São achados com potencial de revolução e polêmica, pois sugerem que esses animais conviveram com os povos originários do Brasil e só desapareceram milhares de anos depois do que se imaginava. O frio se foi, dizem paleontólogos, mas os mastodontes e outros gigantes continuaram a reinar no Brasil.

Era um tempo de mais biodiversidade em que todo o elenco da Era do Gelo — retratado no filme homônimo da Disney — convivia com a fauna que ainda hoje resiste, como a onça-pintada, a anta e o lobo-guará.

A ciência considera que a extinção da megafauna marca o fim da Era do Gelo. Um período datado em 11,7 mil anos e que a geologia define como o limite entre os períodos Pleistoceno e o Holoceno, no qual vivemos.

Há milhares de anos, o poço das paleolamas atraía toda a bicharada, num lugar seco onde o Cerrado se mistura à Caatinga. E muitos ficaram por lá mesmo ao morrer. Foi o caso de um Xenorhinotherium bahiense, espécie extinta exclusiva da América do Sul, cujo nome significa literalmente besta de nariz estranho. Um experimento da natureza semelhante à mistura de camelo com anta, que deu seu último suspiro há 3.587 anos.

— A surpreendente idade de cerca de 3.500 anos para os fósseis de Xenorhinotherium e de palaeolama revoluciona o que conhecemos sobre as extinções do fim da Era do Gelo. Vai causar polêmica, subverte um dogma da geologia. Mas o passado do Brasil segue, em sua maior parte, desconhecido. Abrimos uma janela no tempo. Estou orgulhoso pelo pioneirismo do trabalho — afirma Ismar de Souza Carvalho, um dos autores do estudo e professor titular de paleontologia da Universidade Federal do Rio de Janeiro (UFRJ).

Fósseis do mesmo sítio, chamado Jirau, em Itapipoca, no Ceará, e de outro no Rio Miranda, em Mato Grosso do Sul, foram datados pelos cientistas com idades entre 3.500 e 7.900 anos. Foram datados também mastodontes, preguiças-gigantes e tigres-de-dentes-de-sabre, entre outros.

A ser publicado no periódico Journal of South American Earth Sciences, o estudo se chama “3,500 years BP: The last survival of the mammal megafauna in the Americas” (3.500 anos antes do presente: Os últimos sobreviventes da megafauna nas Américas, em tradução livre).

Além de Carvalho, o estudo foi realizado por Fábio Cortes, também da UFRJ; Hermínio de Araújo Júnior, da Universidade do Estado do Rio de Janeiro; Celso Ximenes, do Museu de Pré-História de Itapipoca; e Edna Facincani, da Universidade Federal do Mato Grosso do Sul.

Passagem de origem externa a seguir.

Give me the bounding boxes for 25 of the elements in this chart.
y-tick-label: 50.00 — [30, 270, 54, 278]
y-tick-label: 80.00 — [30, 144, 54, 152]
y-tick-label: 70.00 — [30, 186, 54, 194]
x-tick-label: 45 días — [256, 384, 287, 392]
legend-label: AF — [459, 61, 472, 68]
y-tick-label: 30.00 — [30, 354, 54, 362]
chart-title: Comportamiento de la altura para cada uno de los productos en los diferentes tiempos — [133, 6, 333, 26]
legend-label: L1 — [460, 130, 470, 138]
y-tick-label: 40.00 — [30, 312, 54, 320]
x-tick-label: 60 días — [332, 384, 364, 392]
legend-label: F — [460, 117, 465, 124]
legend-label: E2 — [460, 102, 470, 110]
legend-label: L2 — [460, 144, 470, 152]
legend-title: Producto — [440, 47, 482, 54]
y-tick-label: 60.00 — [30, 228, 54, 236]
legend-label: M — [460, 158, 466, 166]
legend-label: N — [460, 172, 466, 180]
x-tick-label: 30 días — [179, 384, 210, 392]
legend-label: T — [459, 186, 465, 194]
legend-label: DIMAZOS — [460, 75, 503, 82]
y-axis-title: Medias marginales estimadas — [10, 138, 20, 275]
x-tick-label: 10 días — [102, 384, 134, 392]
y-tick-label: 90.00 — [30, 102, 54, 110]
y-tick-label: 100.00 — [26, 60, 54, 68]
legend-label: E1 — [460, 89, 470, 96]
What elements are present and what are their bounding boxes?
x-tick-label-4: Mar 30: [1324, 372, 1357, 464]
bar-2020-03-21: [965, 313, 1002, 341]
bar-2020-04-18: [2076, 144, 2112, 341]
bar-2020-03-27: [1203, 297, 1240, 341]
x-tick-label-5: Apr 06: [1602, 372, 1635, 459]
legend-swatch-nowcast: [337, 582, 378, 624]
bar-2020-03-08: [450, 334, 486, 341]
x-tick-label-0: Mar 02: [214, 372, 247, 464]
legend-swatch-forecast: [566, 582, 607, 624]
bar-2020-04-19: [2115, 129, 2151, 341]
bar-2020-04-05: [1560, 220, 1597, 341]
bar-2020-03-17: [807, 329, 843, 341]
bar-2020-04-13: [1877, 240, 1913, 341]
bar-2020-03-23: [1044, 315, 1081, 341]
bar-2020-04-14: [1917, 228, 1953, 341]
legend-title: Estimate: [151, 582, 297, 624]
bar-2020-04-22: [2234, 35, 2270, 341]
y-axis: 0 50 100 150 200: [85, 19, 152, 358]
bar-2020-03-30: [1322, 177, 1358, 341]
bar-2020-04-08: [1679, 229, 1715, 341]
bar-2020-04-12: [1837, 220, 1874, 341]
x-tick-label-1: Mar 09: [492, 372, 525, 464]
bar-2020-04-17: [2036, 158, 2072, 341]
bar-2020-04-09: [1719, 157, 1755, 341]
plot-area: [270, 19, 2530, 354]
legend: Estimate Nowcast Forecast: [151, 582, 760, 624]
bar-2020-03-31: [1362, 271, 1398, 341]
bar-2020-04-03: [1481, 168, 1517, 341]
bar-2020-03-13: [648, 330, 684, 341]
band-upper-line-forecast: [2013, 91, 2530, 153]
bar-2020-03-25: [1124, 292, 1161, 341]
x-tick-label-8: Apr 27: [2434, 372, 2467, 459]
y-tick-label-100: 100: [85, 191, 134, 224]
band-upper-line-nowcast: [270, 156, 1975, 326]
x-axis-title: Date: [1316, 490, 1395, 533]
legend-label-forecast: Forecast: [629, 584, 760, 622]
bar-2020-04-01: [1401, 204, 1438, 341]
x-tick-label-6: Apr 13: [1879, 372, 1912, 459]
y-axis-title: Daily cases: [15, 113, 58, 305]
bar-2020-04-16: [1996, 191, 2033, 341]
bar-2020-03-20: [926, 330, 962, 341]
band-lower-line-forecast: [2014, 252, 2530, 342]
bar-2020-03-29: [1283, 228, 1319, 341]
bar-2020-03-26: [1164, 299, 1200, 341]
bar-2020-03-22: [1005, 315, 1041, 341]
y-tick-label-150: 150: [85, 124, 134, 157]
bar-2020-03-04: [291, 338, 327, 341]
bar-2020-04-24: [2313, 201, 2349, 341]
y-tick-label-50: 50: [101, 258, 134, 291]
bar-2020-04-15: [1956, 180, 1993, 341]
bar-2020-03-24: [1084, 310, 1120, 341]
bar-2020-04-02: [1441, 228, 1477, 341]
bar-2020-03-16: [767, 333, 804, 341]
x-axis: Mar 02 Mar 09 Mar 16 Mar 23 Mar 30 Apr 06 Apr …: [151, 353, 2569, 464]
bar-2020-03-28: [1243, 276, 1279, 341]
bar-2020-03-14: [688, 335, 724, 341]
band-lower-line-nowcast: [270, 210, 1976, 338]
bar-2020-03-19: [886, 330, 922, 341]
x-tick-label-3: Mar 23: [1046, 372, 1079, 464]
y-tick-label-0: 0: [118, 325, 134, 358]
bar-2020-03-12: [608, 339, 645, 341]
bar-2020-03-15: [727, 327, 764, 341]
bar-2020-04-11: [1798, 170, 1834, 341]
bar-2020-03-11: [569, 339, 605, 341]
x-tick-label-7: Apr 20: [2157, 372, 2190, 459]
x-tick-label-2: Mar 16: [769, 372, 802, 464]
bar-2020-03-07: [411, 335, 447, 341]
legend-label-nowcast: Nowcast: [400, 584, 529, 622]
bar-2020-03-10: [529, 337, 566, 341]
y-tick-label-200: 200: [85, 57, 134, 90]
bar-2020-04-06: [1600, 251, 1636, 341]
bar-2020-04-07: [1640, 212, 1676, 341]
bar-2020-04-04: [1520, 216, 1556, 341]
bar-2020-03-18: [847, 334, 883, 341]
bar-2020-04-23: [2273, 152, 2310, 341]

As datações por carbono 14 foram realizadas no Laboratório de Radiocarbono da Universidade Federal Fluminense (UFF), o único a realizar esse tipo de análise na América do Sul.

— Temos datações de dois sítios bem distantes um do outro e descartamos fatores, como, por exemplo, contaminação. Datar fósseis, por ser caro e complexo, quase não é feito no Brasil. A maioria dos fósseis costuma ter a idade estimada por inferência de datações dos EUA. Ah, se é preguiça-gigante, mastodonte, então é do pleistoceno. Mas não é assim. É preciso dar uma identidade à geologia brasileira — salienta Carvalho.

Segundo o estudo, mastodontes, tigres-de-dentes-de-sabre e outros gigantes da Era do Gelo sobreviveram ainda por milênios no território atual Brasil, até não suportarem mais as mudanças do clima e do ambiente. O estudo propõe que o Brasil foi último refúgio dos grandes mamíferos.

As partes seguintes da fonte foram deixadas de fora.